Prior to her mother's admission to hospital, she and her father had called an ambulance six or seven times to help her up after falls, which is Petrycky's biggest fear now. She said she visits her parents every day, cooks for them and is grateful for the home-care staff, but still worries.
"Mom falling and breaking a bone or a hip. And they both have dementia. Mom's at a very serious stage and dad has no short-term memory, he has hallucinations. To know that they're here alone is very scary."
According to the Winnipeg Regional Health Authority, keeping couples together is a priority when it comes to long-term care. According to a WRHA spokesperson, when both spouses require placement in a personal care home, case coordinators work with them to find the options that would let them stay together.
"The challenge is that often both spouses do not require placement at the same time, with one spouse often requiring placement prior to the other. In these situations we will work with the family and clients to outline options to reunite the spouses as soon as possible," said Amy McGuinness, spokesperson for the WRHA.
Those options can include care homes with attached or adjacent housing for seniors, of which there are eleven in Winnipeg. The authority says the number of couples seeking reunification is 'generally quite small,' and they're working with the Wyatts to best suit their needs.

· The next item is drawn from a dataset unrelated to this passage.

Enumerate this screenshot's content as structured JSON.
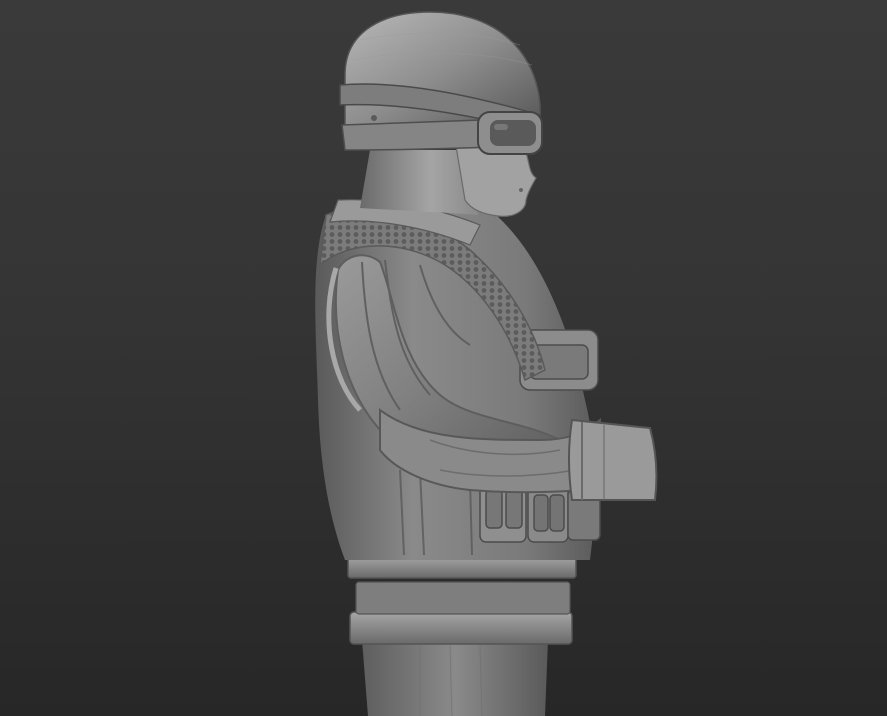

But with a singular care home option that didn't suit her parents' needs and an indeterminate wait until one opens that does, Petrycky wants more done.
"My father laid his life on the line for this country during the war," said Barbara Smith. "I'm sure he didn't expect at the end of his life, in the twilight, would he be torn apart from my mother."
Barbara Smith said she knows of several other couples in her parents' situation at Riverheights alone.
"They deserve to be together and yet the Manitoba health guidelines treat every situation as an individual person rather than a unit. My mom and dad or any elderly couple in this situation should be treated as a family. They can't just separate them as they are right now, living in an involuntary separation."
Life Apart
After Allan Smith leaves Fairview for the evening, his wife eats dinner there; he eats at River Heights.
"It's not the same as if she were here all the time. You get used to each other, after awhile," he said.
"After dinner I come home, read the mail if I get any, I don't get much of that, and sit here, and watch that thing," he said, pointing to his TV.
"All the time I miss her. Yeah, I wish she were here all the time. It's no fun crawling into that bed all by yourself."
Claire and Ruth will hold onto life together for as long as they can to avoid that heartache. They're back on the wait-list for spots at Park Manor.
"I love her. Very, very much," said Claire, through tears. "It disturbs me, she's not long for this world; neither am I. But we want to make a pleasure of having us yet. We enjoy each other."
Their hands stay interlocked.
"I don't like him to be away from me for very long. I miss him if he's gone," agreed Ruth.